Other cryptocurrency clients also have their issues (I ran into some parity based servers that are hilariously bad at dealing with RocksDB), many don’t have as much state or write/read load as XRPL so they can cache more or can take their time to do a compaction since the next block is still minutes away.

I’m not saying there isn’t an issue within rippled potentially, it’s just that a resource starved server (too little network IO, disk IO, CPU or RAM) tends to spiral out of control a bit in my experience. I had other issues with a spotty and slow internet connection, which lead to rippled constantly fully re-syncing which led to even more traffic. It might very well be the case that on your node it tries to write to the database but can’t because it is compacting or still slowly writing so it will cache and cache and cache…

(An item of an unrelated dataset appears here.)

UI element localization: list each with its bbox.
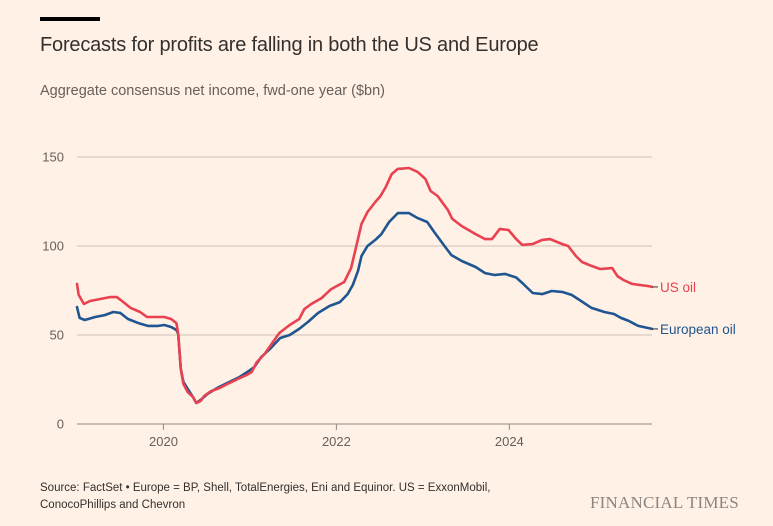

Running rippled without a fast SSD is anyways a futile task if you want any kind of historic data. Why do you need exactly 2000 ledgers anyways? Maybe you can increase/decrease that number to see if it helps. Also you could start logging below the “warning” level and also monitoring the machine so you have a bit more insight into what’s happening.